Josamu told GroundUp the depot is situated “between” the Ivory Park taxi rank and Busy Corner, a local landmark. But “we do not have a physical address,” she said. In a telephone interview, she said the depot was not yet operational and she was “busy fundraising” for money to open.

“We are not working at the moment, we are just raising some funds, so that we can be buying their work (recyclers). We rely on funding, so when we get the funds, then we at least collect and we are able to pay those who have collected waste. When we do not have funds, we do not open,” Josamu said.

Sun’s spokesperson Nickolaus Bauer said: “Sun along with Pikitup officials was taken to this location in Ivory Park by members of Maru. It was a 15 minute drive from the Ivory Park taxi rank. Beyond that MMC Sun doesn’t have an address or location for the facility.”

“As-and-when”

Maru was one of a dozen non-profit companies awarded one year “as-and-when” street cleaning tenders by PikitUp in 2020, providing a service when required by the City. Maru’s tender covered Ivory Park in Gauteng. Pikitup, the waste disposal agency of the City of Johannesburg that awarded the tender, did not answer a question as to how much Maru earned from the contract.

Sun was at pains to point out that he was only appointed to the Mayoral Committee after the tender was awarded and had merely attended the event in his official capacity. He said that he did not have the authority to investigate the tender awarded to Maru by Pikitup.

Joyline Josamu and the Lottery

Maru Ciberconnect had been in existence for several years when it was awarded Lottery funding of R3,358,218 in the 2018-19 financial year. The directors are Joyline Josamu, a relative, Isaac Lutere, and Precious Buthelezi. Her husband, Isaac Josamu, is a former director of the company, which was first registered in 2011.

Josamu is a pastor in the church of wealthy televangelist Chris Oyakhilome. She and her family members and associates are linked to a syndicate of several non-profit companies awarded more than R14 million in funds from the National Lotteries Commission over a 12 month period, GroundUp has previously revealed.

Companies and Intellectual Property Commission (CIPC) records revealed that seven of the eight grants to the syndicate involving Josamu were awarded within months of the purchase of shelf companies and the registration of new directors in the 2018-19 and 2019-20 financial years.

A Special Investigating Unit (SIU) source told GroundUp that these grants are currently being investigated in terms of a presidential proclamation authorising the SIU to probe corruption involving the Lottery.

Maru is involved in “arts, heritage and culture”, “wildlife economy” and “training and development”, according to its website.
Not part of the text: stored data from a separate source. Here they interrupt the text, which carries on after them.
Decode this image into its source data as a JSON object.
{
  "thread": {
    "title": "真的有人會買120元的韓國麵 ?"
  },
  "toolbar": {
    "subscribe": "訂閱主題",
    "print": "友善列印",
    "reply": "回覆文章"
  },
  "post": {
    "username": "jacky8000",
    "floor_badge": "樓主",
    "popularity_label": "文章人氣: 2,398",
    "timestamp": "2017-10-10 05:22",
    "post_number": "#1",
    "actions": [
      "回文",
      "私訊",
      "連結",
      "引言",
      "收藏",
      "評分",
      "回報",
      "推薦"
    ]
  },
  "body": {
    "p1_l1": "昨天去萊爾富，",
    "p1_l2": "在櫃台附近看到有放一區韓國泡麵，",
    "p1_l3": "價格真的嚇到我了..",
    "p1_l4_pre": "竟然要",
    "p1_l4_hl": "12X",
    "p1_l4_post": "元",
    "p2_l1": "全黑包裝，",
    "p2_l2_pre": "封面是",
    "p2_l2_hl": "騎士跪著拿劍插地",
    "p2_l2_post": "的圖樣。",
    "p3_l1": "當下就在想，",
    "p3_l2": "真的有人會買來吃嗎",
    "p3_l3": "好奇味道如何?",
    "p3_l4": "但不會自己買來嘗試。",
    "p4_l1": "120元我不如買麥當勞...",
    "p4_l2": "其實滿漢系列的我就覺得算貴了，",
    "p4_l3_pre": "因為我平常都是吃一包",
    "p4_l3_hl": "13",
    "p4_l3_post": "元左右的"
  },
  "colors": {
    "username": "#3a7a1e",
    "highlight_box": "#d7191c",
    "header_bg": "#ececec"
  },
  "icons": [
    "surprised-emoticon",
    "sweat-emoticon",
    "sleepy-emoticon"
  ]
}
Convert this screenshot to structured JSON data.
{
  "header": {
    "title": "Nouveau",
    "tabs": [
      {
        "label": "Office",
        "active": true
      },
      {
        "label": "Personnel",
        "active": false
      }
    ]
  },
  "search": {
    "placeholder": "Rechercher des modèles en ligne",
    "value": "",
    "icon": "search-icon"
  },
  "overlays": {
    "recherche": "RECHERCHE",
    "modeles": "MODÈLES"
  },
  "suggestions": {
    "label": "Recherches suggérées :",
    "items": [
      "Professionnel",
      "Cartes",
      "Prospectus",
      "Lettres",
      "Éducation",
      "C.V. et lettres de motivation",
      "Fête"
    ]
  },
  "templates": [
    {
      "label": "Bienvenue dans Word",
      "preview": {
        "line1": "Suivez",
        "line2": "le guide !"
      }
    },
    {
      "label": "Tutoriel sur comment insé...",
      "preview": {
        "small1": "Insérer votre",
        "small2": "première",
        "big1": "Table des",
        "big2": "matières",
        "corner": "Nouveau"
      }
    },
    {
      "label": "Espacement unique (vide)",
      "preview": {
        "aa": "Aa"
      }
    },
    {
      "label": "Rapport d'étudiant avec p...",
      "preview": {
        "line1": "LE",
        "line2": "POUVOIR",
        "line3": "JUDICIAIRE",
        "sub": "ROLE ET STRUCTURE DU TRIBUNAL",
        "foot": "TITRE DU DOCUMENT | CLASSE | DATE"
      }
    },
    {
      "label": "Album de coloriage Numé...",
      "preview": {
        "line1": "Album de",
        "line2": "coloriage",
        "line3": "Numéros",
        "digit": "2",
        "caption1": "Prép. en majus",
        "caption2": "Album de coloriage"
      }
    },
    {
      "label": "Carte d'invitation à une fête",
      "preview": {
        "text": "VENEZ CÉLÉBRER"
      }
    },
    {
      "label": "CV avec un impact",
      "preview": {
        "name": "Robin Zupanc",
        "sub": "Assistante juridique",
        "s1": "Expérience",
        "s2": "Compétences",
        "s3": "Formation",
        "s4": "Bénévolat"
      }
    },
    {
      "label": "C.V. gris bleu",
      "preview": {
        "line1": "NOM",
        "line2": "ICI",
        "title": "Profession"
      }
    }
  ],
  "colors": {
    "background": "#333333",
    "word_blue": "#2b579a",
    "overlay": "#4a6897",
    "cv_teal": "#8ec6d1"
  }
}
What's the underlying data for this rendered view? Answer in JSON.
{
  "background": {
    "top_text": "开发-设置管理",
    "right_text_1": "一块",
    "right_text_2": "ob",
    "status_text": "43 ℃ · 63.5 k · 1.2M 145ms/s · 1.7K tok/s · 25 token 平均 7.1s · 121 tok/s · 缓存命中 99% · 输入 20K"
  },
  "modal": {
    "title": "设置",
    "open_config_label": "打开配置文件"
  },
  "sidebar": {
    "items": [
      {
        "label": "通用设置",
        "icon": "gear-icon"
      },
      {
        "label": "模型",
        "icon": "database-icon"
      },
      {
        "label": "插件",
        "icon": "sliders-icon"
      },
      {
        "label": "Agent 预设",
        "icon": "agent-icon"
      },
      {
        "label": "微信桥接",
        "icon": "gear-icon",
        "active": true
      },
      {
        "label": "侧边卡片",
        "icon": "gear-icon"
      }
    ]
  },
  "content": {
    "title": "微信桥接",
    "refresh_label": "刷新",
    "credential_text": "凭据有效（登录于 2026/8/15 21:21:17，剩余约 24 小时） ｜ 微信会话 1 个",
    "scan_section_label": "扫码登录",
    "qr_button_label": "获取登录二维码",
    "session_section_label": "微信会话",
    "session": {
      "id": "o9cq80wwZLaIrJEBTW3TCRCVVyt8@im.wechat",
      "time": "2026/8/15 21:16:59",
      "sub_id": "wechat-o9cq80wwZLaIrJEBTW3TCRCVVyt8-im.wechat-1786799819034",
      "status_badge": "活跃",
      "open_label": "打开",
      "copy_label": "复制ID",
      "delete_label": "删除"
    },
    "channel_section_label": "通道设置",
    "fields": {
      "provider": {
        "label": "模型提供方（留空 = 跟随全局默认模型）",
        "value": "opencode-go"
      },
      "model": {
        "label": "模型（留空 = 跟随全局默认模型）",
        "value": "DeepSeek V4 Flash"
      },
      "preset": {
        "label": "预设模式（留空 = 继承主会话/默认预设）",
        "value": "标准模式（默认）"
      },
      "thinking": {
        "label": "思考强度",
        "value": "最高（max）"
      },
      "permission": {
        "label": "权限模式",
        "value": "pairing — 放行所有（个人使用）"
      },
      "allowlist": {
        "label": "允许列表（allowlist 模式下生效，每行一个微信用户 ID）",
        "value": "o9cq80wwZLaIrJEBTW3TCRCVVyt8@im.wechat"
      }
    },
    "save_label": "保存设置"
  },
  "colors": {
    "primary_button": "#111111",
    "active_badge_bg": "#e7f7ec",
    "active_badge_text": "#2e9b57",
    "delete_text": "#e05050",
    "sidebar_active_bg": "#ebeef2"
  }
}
Most of the projects listed are several years old, with some dating back to 2012, 2013 and 2014. One of the most current projects spotlighted on the Maru website is for an event in 2018 in Qunu in the Eastern Cape, celebrating the centenary of Nelson Mandela’s birth.

Maru also lists its participation “as an enterprise development specialist” in a Jozi@work programme in November 2014 to September 2015. Maru claims to have raised R14 million in a partnership with Resource Africa for Enterprise Development for communities around the Kruger National Park. 2014 to 2016,

It also claims to have raised R18 million between 2012-2014, with the Sabi Sand game reserve and University of Johannesburg to capacitate communities living around Sabi Sand Game Reserve and Kruger National Park and link them to business opportunities within the protected areas.

However, none of those projects gets a mention on Maru’s Twitter or Facebook page, which mainly involve clean-up events projects.

Maru also lists South African National Parks, The National Heritage Council, Vukani Agri, and African Farmers’ Association of South Africa as some of its working “partners” - funders - on their website. But absent from the list of “partners” is the National Lotteries Commission, a breach of its grants policy that beneficiaries acknowledge this.

It says on its website: “Maru believes that the promotion of arts, heritage and culture is important in modern day society and can lead to social cohesion and national building.”

Josamu appears to be very good at raising money. What she spends it on is much less clear.